Hacker News new | ask | show | jobs
by _verandaguy 62 days ago
This still doesn't really answer my question, though. This is like telling me my old blog posts can't be parsed by your regex.

Like... yeah, no shit; I didn't build it for your regex. It's not the target audience.

Plus, isn't the appeal of LLMs broadly that they can do somewhat-useful things with mostly-arbitrary input (if you ignore the risk of prompt injection)?

1 comments

> Plus, isn't the appeal of LLMs broadly that they can do somewhat-useful things with mostly-arbitrary input (if you ignore the risk of prompt injection)?

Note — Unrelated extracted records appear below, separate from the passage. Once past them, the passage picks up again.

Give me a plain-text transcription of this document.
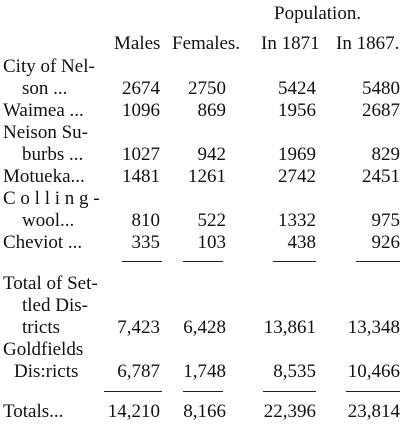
Population.
Males Females. In 1871 In 1867.
City of Nel-
son ...	2674 2750	5424 5480
Waimea ... 1096 869	1956 2687
Neison Su-
burbs ... 1027 942	1969	829
Motueka... 1481 1261	2742 2451
C o l l i n g -
wool...	810 522	1332	975
Cheviot ...	335 103	438	926
Total of Set-
tled Dis-
tricts	7,423 6,428 13,861 13,348
Goldfields
Dis:ricts 6,787 1,748 8,535 10,466
Totals... 14,210 8,166 22,396 23,814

They can definitely read HTML, but they do better with more structure. I proposed in a sibling comment for example that the "reader mode" feature in browsers might be a great LLM-compatibility feature to reduce all the HTML token noise. Or exposing an HTTP API with an OpenAPI schema and a proper sitemap and an RSS feed. For example fetching from an RSS feed can be exposed to the LLM as a "tool" that it can call.

I don't think it's fair to say that HTML's less structured than Markdown. Markdown is derived from a simplified subset of HTML, and having myself cut my teeth on HTML5 when it was still new, there's been a huge emphasis on the idea of the semantic web conveyed through HTML.